Cuando se habla de trastorno por déficit de atención e hiperactividad en adolescentes, suele pensarse primero en la dificultad para concentrarse, organizarse o regular ciertos impulsos. Sin embargo, muchos jóvenes también atraviesan síntomas de ansiedad, bajo estado de ánimo o episodios depresivos, lo que ha llevado a los investigadores a preguntarse qué factores ayudan a explicar esta relación tan frecuente.
Una investigación liderada por la Universidad de Edimburgo analizó datos de más de 5.000 adolescentes de entre 11 y 17 años que forman parte del Millennium Cohort Study del Reino Unido. El equipo observó cómo evolucionaban los síntomas de TDAH y los problemas emocionales a lo largo del tiempo, considerando también aspectos familiares, sociales y personales que podían influir en la salud mental de los jóvenes.
Los resultados mostraron que los adolescentes con TDAH tienden a presentar con mayor frecuencia dificultades emocionales. Aproximadamente uno de cada cuatro desarrolla trastornos de ansiedad, y cerca del 40 % atraviesa episodios depresivos durante esta etapa. El estudio también identificó que esta relación no depende de un único factor, ya que la autoestima del adolescente, la salud mental de los padres y las relaciones con sus compañeros pueden participar en el desarrollo de estos problemas emocionales.
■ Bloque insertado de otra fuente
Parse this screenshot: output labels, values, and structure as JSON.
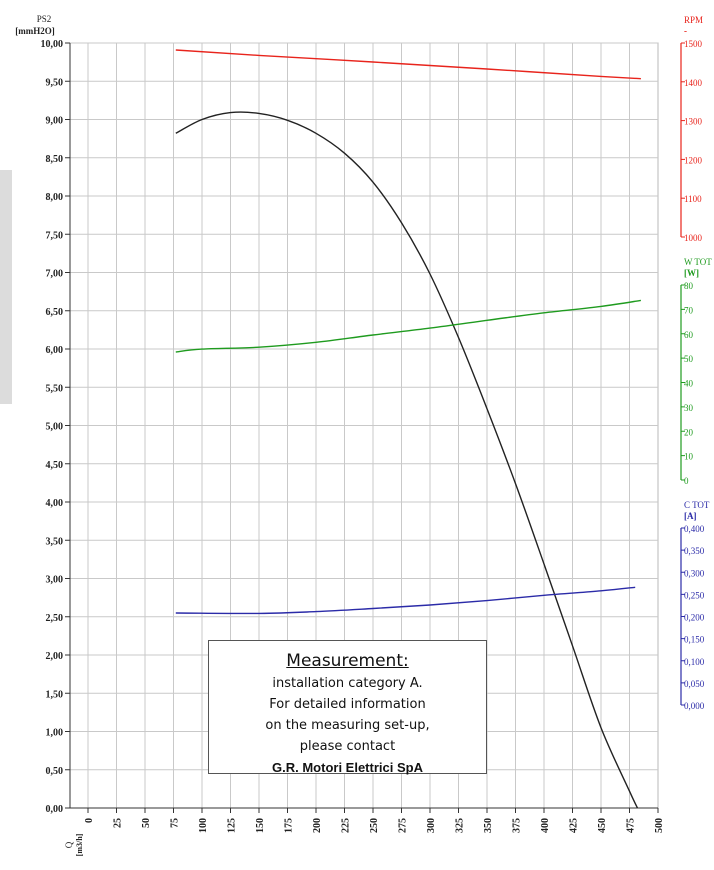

La autoestima aparece como un punto especialmente relevante. Cuando un adolescente con TDAH empieza a verse a sí mismo desde la dificultad, el error o la comparación constante con otros, el malestar emocional puede intensificarse. A esto se suma el contexto familiar, porque cuando los padres también atraviesan problemas de salud mental, el entorno cotidiano puede volverse más exigente emocionalmente para el joven.
En el caso de las niñas, el estudio encontró que las relaciones con sus pares tienen un peso particular. Las dificultades para integrarse, el rechazo o los conflictos sociales se asociaron con mayor malestar emocional a lo largo del tiempo. Esto ayuda a comprender por qué, en algunas adolescentes, los síntomas de TDAH pueden volverse más complejos cuando se combinan con experiencias sociales difíciles.
Estos hallazgos amplían la forma en que se entiende el acompañamiento de adolescentes con TDAH. Además de trabajar la atención, la organización o la impulsividad, también resulta importante fortalecer la autoestima, observar la calidad de los vínculos y considerar la salud emocional de la familia. El bienestar del adolescente se construye dentro de un entorno, y ese entorno puede influir en cómo vive sus síntomas, cómo se percibe y cómo enfrenta esta etapa.
Fuente del estudio: Universidad de Edimburgo. Datos del Millennium Cohort Study. Investigación financiada por la Medical Research Foundation. Publicado en 2026.